Oberon then pointed at Odin. “You will be cursed to wander directionless for you know not what or even what your name may once have been, to dream forever of forgotten wisdom and a place to call your own.”

The elf king finally turned to Venus and Eros. “You both will lose a servant of love,” Oberon said with finality. “And you cannot tell me with the mortal world and the sorry state of those who dwell within it that those who value love above all things are easy to find.” He closed his eyes. “The Shadow will rule the inner realms and the Inner Child will cease to exist — a waking death for all the worlds.” In the silence following the elf’s prophecy, the desolate wind blew once more across the empty island and it carried one of Shadow’s screams. He raised his voice to speak over the agonized screech: “We will lose the dreamer and all of our voices will be silenced.”

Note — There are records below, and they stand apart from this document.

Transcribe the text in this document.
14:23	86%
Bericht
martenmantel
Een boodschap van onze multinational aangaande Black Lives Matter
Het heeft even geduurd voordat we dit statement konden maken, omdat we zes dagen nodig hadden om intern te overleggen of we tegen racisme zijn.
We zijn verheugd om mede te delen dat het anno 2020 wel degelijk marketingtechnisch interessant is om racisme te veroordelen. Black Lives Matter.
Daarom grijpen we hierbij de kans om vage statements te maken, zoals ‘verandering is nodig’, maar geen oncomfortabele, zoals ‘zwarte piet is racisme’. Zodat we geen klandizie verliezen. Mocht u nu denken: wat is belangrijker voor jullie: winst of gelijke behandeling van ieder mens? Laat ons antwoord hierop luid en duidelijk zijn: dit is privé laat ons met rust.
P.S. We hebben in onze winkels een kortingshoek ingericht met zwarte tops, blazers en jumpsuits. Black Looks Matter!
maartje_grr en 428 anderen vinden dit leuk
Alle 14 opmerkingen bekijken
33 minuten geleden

When Oberon opened his eyes, the disembodied keening abruptly ceased. “That is what will happen if we fail,” he said. “So, we must not fail. Who will brave this shadow with me?”

The gods of Wisdom, Love, Desire, and Wine nodded their assent on that far sandy beach. “Then let’s away to where the giants walk and Love sleeps,” Oberon said. “And may the ancient ones in their hidden spaces have mercy upon us all.” With those words, the elf king drew a door into another reality. The moon shone through the gate and their shadows sprang into stark relief as they passed through the doorway into another world.

I went to follow my friends through the door but my consciousness was pulled back into Hades’ coffin and there my vision ended.